I'm not a fan of publishing anyone's not so perfect moments. Not even for the sake of storytelling. But in this case.....
In cruising some of the R/C community websites, the uncontrolled portion of flight transition between ground and air often has its own page to honor the event. I think it might be a right of passage maybe?
These are to honor the events. No one was hurt. All of these aircraft, except one, flew later in the day. And the one that didn't, I'll bet flew the next day. Or could have. I did not hear one foul word. Didn't see any tears. What fun.
The biggest surprise I found, photography wise, was getting something in the photo to give scale and reference. This is the first is a sequence of three where the aircraft eventually is half under water.

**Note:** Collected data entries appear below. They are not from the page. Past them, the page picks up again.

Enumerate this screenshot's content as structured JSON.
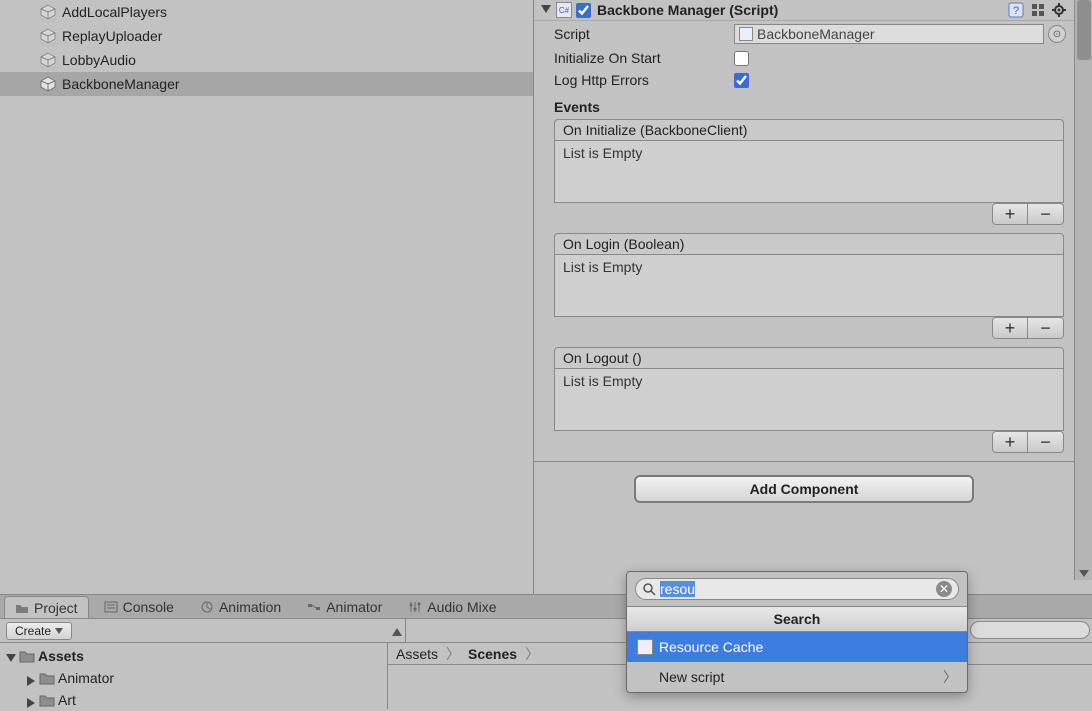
{
  "hierarchy": {
    "items": [
      {
        "name": "AddLocalPlayers",
        "selected": false
      },
      {
        "name": "ReplayUploader",
        "selected": false
      },
      {
        "name": "LobbyAudio",
        "selected": false
      },
      {
        "name": "BackboneManager",
        "selected": true
      }
    ]
  },
  "inspector": {
    "component": {
      "title": "Backbone Manager (Script)",
      "enabled": true,
      "script_label": "Script",
      "script_value": "BackboneManager",
      "init_label": "Initialize On Start",
      "init_value": false,
      "log_label": "Log Http Errors",
      "log_value": true
    },
    "events_label": "Events",
    "events": [
      {
        "header": "On Initialize (BackboneClient)",
        "body": "List is Empty"
      },
      {
        "header": "On Login (Boolean)",
        "body": "List is Empty"
      },
      {
        "header": "On Logout ()",
        "body": "List is Empty"
      }
    ],
    "add_component_label": "Add Component"
  },
  "tabs": {
    "project": "Project",
    "console": "Console",
    "animation": "Animation",
    "animator": "Animator",
    "audio": "Audio Mixe"
  },
  "toolbar": {
    "create_label": "Create"
  },
  "project_tree": {
    "root": "Assets",
    "children": [
      "Animator",
      "Art"
    ]
  },
  "breadcrumb": {
    "a": "Assets",
    "b": "Scenes"
  },
  "popup": {
    "search_value": "resou",
    "title": "Search",
    "rows": [
      {
        "label": "Resource Cache",
        "selected": true,
        "has_icon": true,
        "chev": false
      },
      {
        "label": "New script",
        "selected": false,
        "has_icon": false,
        "chev": true
      }
    ]
  }
}
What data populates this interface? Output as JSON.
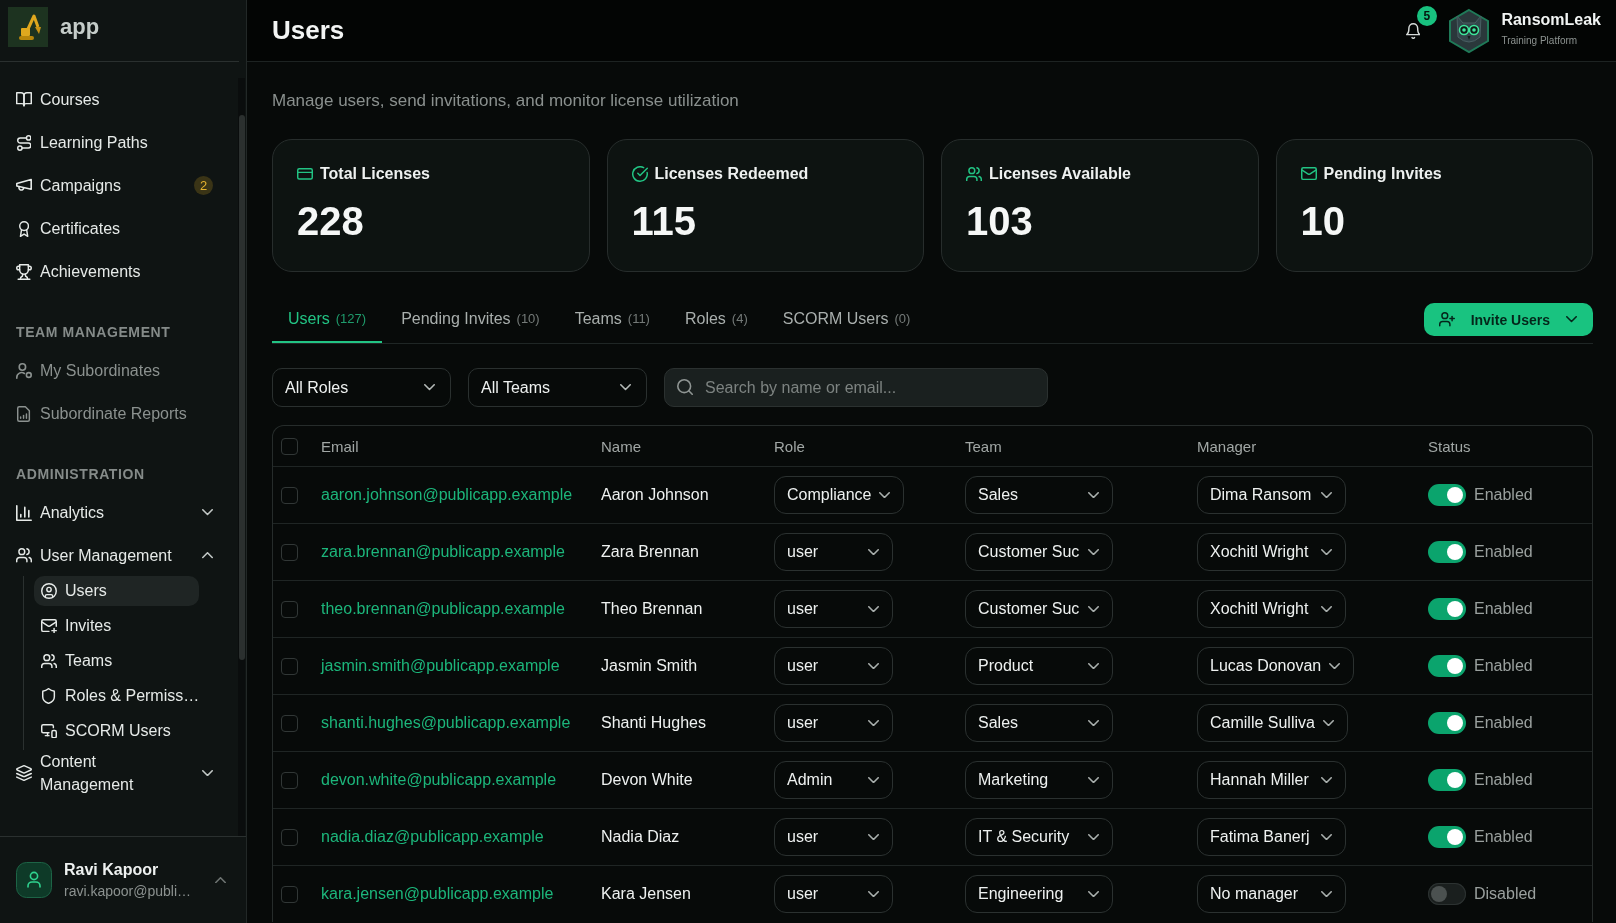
{
  "sidebar": {
    "brand": {
      "name": "app"
    },
    "nav": [
      {
        "label": "Courses",
        "selected": false
      },
      {
        "label": "Learning Paths",
        "selected": false
      },
      {
        "label": "Campaigns",
        "selected": false,
        "badge": "2"
      },
      {
        "label": "Certificates",
        "selected": false
      },
      {
        "label": "Achievements",
        "selected": false
      }
    ],
    "sections": [
      {
        "title": "TEAM MANAGEMENT",
        "items": [
          {
            "label": "My Subordinates",
            "selected": false,
            "disabled": true
          },
          {
            "label": "Subordinate Reports",
            "selected": false,
            "disabled": true
          }
        ]
      },
      {
        "title": "ADMINISTRATION",
        "items": [
          {
            "label": "Analytics",
            "selected": false,
            "expanded": false
          },
          {
            "label": "User Management",
            "selected": false,
            "expanded": true,
            "children": [
              {
                "label": "Users",
                "selected": true
              },
              {
                "label": "Invites",
                "selected": false
              },
              {
                "label": "Teams",
                "selected": false
              },
              {
                "label": "Roles & Permiss…",
                "selected": false
              },
              {
                "label": "SCORM Users",
                "selected": false
              }
            ]
          },
          {
            "label": "Content Management",
            "selected": false,
            "expanded": false
          }
        ]
      }
    ],
    "user": {
      "name": "Ravi Kapoor",
      "email": "ravi.kapoor@publi…"
    }
  },
  "header": {
    "title": "Users",
    "notifications": {
      "count": "5"
    },
    "account": {
      "name": "RansomLeak",
      "tagline": "Training Platform"
    }
  },
  "subtitle": "Manage users, send invitations, and monitor license utilization",
  "stats": [
    {
      "label": "Total Licenses",
      "value": "228"
    },
    {
      "label": "Licenses Redeemed",
      "value": "115"
    },
    {
      "label": "Licenses Available",
      "value": "103"
    },
    {
      "label": "Pending Invites",
      "value": "10"
    }
  ],
  "tabs": [
    {
      "label": "Users",
      "count": "(127)",
      "selected": true
    },
    {
      "label": "Pending Invites",
      "count": "(10)",
      "selected": false
    },
    {
      "label": "Teams",
      "count": "(11)",
      "selected": false
    },
    {
      "label": "Roles",
      "count": "(4)",
      "selected": false
    },
    {
      "label": "SCORM Users",
      "count": "(0)",
      "selected": false
    }
  ],
  "invite_button": {
    "label": "Invite Users"
  },
  "filters": {
    "role": {
      "value": "All Roles"
    },
    "team": {
      "value": "All Teams"
    },
    "search": {
      "placeholder": "Search by name or email..."
    }
  },
  "table": {
    "select_all": {
      "checked": false
    },
    "columns": [
      "Email",
      "Name",
      "Role",
      "Team",
      "Manager",
      "Status"
    ],
    "rows": [
      {
        "checked": false,
        "email": "aaron.johnson@publicapp.example",
        "name": "Aaron Johnson",
        "role": "Compliance",
        "team": "Sales",
        "manager": "Dima Ransom",
        "enabled": true,
        "status": "Enabled"
      },
      {
        "checked": false,
        "email": "zara.brennan@publicapp.example",
        "name": "Zara Brennan",
        "role": "user",
        "team": "Customer Suc",
        "manager": "Xochitl Wright",
        "enabled": true,
        "status": "Enabled"
      },
      {
        "checked": false,
        "email": "theo.brennan@publicapp.example",
        "name": "Theo Brennan",
        "role": "user",
        "team": "Customer Suc",
        "manager": "Xochitl Wright",
        "enabled": true,
        "status": "Enabled"
      },
      {
        "checked": false,
        "email": "jasmin.smith@publicapp.example",
        "name": "Jasmin Smith",
        "role": "user",
        "team": "Product",
        "manager": "Lucas Donovan",
        "enabled": true,
        "status": "Enabled"
      },
      {
        "checked": false,
        "email": "shanti.hughes@publicapp.example",
        "name": "Shanti Hughes",
        "role": "user",
        "team": "Sales",
        "manager": "Camille Sulliva",
        "enabled": true,
        "status": "Enabled"
      },
      {
        "checked": false,
        "email": "devon.white@publicapp.example",
        "name": "Devon White",
        "role": "Admin",
        "team": "Marketing",
        "manager": "Hannah Miller",
        "enabled": true,
        "status": "Enabled"
      },
      {
        "checked": false,
        "email": "nadia.diaz@publicapp.example",
        "name": "Nadia Diaz",
        "role": "user",
        "team": "IT & Security",
        "manager": "Fatima Banerj",
        "enabled": true,
        "status": "Enabled"
      },
      {
        "checked": false,
        "email": "kara.jensen@publicapp.example",
        "name": "Kara Jensen",
        "role": "user",
        "team": "Engineering",
        "manager": "No manager",
        "enabled": false,
        "status": "Disabled"
      }
    ]
  }
}
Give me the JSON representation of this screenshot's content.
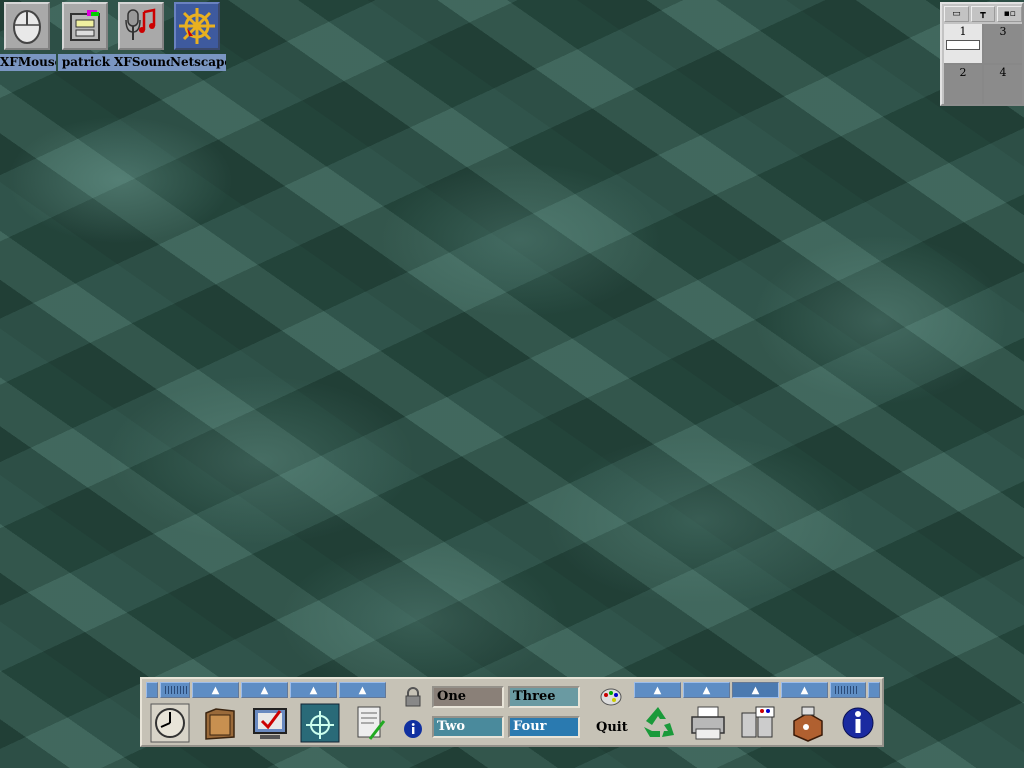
{
  "desktop_icons": [
    {
      "label": "XFMouse",
      "icon": "mouse-icon"
    },
    {
      "label": "patrick",
      "icon": "file-cabinet-icon"
    },
    {
      "label": "XFSound",
      "icon": "microphone-icon"
    },
    {
      "label": "Netscape",
      "icon": "ship-wheel-icon"
    }
  ],
  "pager": {
    "desks": [
      "1",
      "3",
      "2",
      "4"
    ],
    "current_desk": "1"
  },
  "panel": {
    "workspaces": {
      "one": "One",
      "two": "Two",
      "three": "Three",
      "four": "Four"
    },
    "quit_label": "Quit",
    "left_launchers": [
      "clock-icon",
      "folder-icon",
      "checklist-monitor-icon",
      "ship-wheel-icon",
      "text-editor-icon"
    ],
    "right_launchers": [
      "recycle-icon",
      "printer-icon",
      "file-manager-icon",
      "toolbox-icon",
      "info-icon"
    ],
    "colors": {
      "drawer": "#5e8dc4",
      "panel": "#c6c2b6"
    }
  }
}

It didn't end well. But I like the positioning with the person. You can still tell, there will be no miracle pull out.
A lot of the aircraft are not as I would remember. I expected gas engines on all, hours of build wood frames. Times change. Engines changed from gas to electric. Building materials went from wood to plastics.
I didn't witness this next scene. I was late. Is the right side up aircraft just to the scene early? Coincidence. Maybe so, but I didn't see any pit fights.
This next aircraft is more of a flying boat. No pontoons or low hung engines. This one had a gas engine. This was actually more of a successful landing, but unsuccessful high speed taxi. Looks like bad timing between a turn to the right, a breeze from the left and some chop. Result, a buried nose.
This was a take off that didn't succeed. A lot more violent water action with the increased speed and higher prop rotation.
Again, no aircraft was really hurt, every pilot walked away with a story. And a photo.